With the 2002 season upon us, the question marks surrounding this installment of Carolina Football have all been well documented.

Over the next two days, some of the questions will be answered, some will become more urgent, and new ones will arise. Yet, perhaps the biggest question mark for this year's Tar Heels will be one which has received little, if any, attention from the media: How much impact will the fans in Kenan Stadium have?

Sure, we're wondering about the defensive line and linebackers, but if the same talent and coaching were placed in a program with a strong reputation for an intimidating home field advantage, how would the pundits be evaluating the Heels' chances this year?

Before the season, most evaluations of the ACC penciled Florida State back in as #1 and Duke in their familiar last place. The only real debate on the Devils concerned whether they would beat hapless Navy. In between the top and bottom spots there were many theories, but a general agreement that most anything could happen.

Knowing this, and looking at how most of Carolina's rivals for positions in the upper half of the league are scheduled visitors in Chapel Hill, I can't help but wonder how Carolina would be evaluated if people were looking at Kenan Stadium as something more than a beautiful place to watch a football game.

The games which will decide the success or failure of this season are, as my colleague Andrew Jones loves to say – "Among the Pines." Yet, we don't hear about Miami (Ohio) players talking about how tough it is to play at Kenan Stadium. I am all for creating a pleasant atmosphere for watching a game, but let's not allow our guests to get too comfortable. The simple fact of the matter is that if Chapel Hill was known for loud, enthusiastic cheering, Carolina would most likely be picked at or around the top of the league this year on the basis of home field schedule.
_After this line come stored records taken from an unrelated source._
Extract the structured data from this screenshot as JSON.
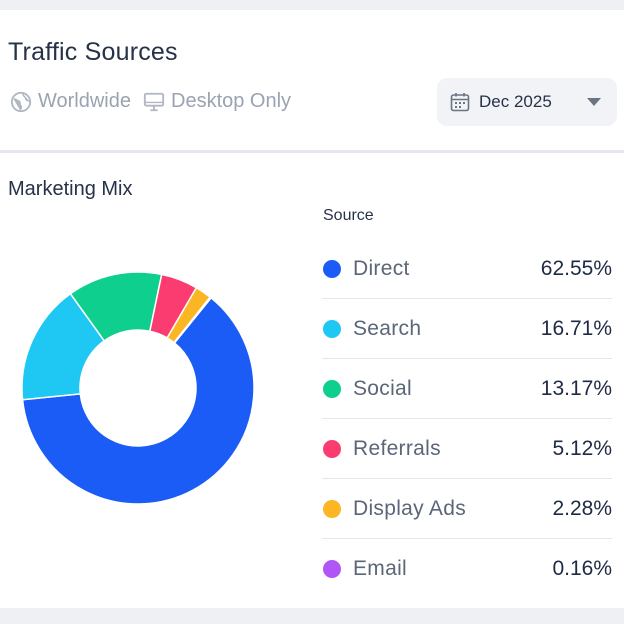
{
  "header": {
    "title": "Traffic Sources",
    "region": "Worldwide",
    "device": "Desktop Only",
    "date": "Dec 2025"
  },
  "section": {
    "title": "Marketing Mix",
    "legend_header": "Source"
  },
  "chart_data": {
    "type": "pie",
    "variant": "donut",
    "categories": [
      "Direct",
      "Search",
      "Social",
      "Referrals",
      "Display Ads",
      "Email"
    ],
    "values": [
      62.55,
      16.71,
      13.17,
      5.12,
      2.28,
      0.16
    ],
    "value_labels": [
      "62.55%",
      "16.71%",
      "13.17%",
      "5.12%",
      "2.28%",
      "0.16%"
    ],
    "colors": [
      "#1b5cf7",
      "#1ec8f2",
      "#0fcf8e",
      "#fb3c70",
      "#fbb624",
      "#b056f7"
    ]
  }
}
When John Bunting came to Chapel Hill, he knew he had work to do in winning the hearts and minds of the players and the fans. Immediate improvements were seen in strength and conditioning under the tutelage of coach Jeff Connors, and the results were seen almost immediately on the field. Bunting also went to work on changing the culture of Carolina Football, which is where the fans come in.

The ship seems to be effectively turned around on the field and the challenge must now be met in the stands. Untested lineman and linebackers might play way above their heads if being spurred on by 60,000 blue-clad maniacs in the bleachers. They might not, but most would agree that it is much more likely with the push of the masses than without.
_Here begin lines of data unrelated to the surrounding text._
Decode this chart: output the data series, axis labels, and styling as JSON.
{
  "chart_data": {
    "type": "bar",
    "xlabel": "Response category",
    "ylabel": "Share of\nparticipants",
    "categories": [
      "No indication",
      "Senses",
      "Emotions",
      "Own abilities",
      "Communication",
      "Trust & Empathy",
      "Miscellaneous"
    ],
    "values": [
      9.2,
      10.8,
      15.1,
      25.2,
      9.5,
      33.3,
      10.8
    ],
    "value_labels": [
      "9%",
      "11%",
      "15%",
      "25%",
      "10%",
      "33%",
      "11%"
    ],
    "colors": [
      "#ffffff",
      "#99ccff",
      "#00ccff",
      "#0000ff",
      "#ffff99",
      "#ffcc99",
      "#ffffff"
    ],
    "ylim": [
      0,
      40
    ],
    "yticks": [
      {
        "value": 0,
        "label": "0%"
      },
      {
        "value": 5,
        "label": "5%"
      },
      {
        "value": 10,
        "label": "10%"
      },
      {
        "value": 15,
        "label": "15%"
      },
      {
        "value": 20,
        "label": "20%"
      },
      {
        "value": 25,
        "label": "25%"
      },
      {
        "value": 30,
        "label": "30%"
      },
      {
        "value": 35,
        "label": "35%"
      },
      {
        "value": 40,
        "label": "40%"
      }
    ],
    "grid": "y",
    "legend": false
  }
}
Fans can help in making Kenan Stadium an unpleasant place for Tar Heel opponents to play and visit. Not in the sense that opposing teams' players have cause to dodge flying liquor bottles or their fans must worry about belligerent drunks in the parking lot. (Note, I am only against the belligerent drunks in the parking lot.) Fans need to get to the point where Chapel Hill and "tough place to play" become thoughts which occur in almost the same synapse.

Imagine the irony of the house that Mack expanded aided in derailing his best shot at a National Championship – it would be kind of like getting shot with his own gun, don't you think? A loud and enthusiastic crowd won't supply victory, especially if the team on the field doesn't have the goods, but it certainly can help make the difference in a game where every small advantage helps.

It is indeed time for Tar Heels everywhere to put their mouths where their money is – and Answer the Bell.